Sevmek ve nefret etmek arasında çok ince bir çizgi vardır. Sen o çizgiyi aştın işte. Sana dair sevdiğim ne varsa nefret ettim senden. Seni öldürmek isteyecek kadar senden nefret ederken aynı zamanda gözünden bir damla yaş düşmesini istemeyecek kadar çok seviyorum seni.
Bu senin eserin! Ben senin eserinim! Gurur duymalı ve yarattığın ben ile övünmelisin. Bana bıraktığın iki küçük şey daha var. Buraya şimdi değinmeyeceğim. Her gün biraz daha vicdan azabı çekmeni istiyorum. Bana yaşattığın cehennemin azıcığını da olsa yaşamanı istiyorum.

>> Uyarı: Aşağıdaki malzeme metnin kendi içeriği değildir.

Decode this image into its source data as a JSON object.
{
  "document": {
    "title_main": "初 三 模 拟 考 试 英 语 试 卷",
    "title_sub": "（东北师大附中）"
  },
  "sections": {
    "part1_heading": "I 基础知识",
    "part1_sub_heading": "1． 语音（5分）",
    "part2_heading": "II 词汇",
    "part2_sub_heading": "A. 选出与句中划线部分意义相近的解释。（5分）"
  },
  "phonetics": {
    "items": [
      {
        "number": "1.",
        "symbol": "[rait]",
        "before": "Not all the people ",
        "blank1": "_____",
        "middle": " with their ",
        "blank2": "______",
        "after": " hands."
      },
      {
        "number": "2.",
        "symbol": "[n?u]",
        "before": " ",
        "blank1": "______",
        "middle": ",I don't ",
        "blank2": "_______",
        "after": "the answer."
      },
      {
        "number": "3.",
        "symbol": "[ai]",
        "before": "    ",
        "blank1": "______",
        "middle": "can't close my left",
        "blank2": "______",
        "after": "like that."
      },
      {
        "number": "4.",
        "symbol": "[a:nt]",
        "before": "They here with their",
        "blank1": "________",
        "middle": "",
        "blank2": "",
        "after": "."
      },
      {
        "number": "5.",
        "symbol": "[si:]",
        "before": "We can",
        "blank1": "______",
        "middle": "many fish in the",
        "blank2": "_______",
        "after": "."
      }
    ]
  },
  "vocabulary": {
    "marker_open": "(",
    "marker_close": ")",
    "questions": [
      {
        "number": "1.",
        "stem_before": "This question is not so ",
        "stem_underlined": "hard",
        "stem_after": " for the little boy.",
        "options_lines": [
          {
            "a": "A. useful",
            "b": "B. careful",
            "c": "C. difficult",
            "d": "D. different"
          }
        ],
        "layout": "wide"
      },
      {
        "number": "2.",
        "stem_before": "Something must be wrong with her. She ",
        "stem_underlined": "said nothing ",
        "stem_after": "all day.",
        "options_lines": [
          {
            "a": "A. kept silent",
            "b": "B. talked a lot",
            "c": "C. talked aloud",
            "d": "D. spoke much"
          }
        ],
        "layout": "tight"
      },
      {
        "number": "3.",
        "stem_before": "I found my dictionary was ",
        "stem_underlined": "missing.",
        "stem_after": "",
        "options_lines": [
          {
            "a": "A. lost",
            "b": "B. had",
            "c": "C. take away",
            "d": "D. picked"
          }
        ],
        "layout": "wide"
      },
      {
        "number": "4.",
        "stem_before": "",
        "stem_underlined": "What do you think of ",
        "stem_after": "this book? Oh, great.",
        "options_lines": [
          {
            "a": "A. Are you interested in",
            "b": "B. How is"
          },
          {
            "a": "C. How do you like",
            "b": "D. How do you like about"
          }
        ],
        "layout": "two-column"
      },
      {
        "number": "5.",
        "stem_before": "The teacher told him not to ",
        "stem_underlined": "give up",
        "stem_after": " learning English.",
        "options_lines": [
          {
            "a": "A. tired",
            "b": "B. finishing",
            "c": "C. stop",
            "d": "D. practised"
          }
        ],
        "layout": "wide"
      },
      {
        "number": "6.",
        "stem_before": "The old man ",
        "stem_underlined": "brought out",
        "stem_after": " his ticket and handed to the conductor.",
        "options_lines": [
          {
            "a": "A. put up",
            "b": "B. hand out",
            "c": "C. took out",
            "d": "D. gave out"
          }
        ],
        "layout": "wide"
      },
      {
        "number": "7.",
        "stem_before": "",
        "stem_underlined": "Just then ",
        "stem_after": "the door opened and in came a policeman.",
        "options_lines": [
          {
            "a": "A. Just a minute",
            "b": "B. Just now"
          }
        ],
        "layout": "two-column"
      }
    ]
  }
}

Keşke seni hiç tanımasaydım. Keşke o gün sana yardım etmeseydim. Keşkelerden nefret eder oldum Jeon. Ve sen benim bu hayattaki en büyük keşkemsin... "
Mrs. Linse
ŞİMDİ OKUDUĞUN
I Hate You, I Love You / Liskook
Fanfiction"Senden hem deli gibi nefret ederken hem de seni deli gibi sevmem delilik değil de ne?! Senden nefret ediyorum Jeon Jungkook! Ama aynı zamanda deli gibi de seviyorum... Acizlik... Aşk dediğin şey sadece acizlik. Başka hiçbir şey değil. Elimde olsa...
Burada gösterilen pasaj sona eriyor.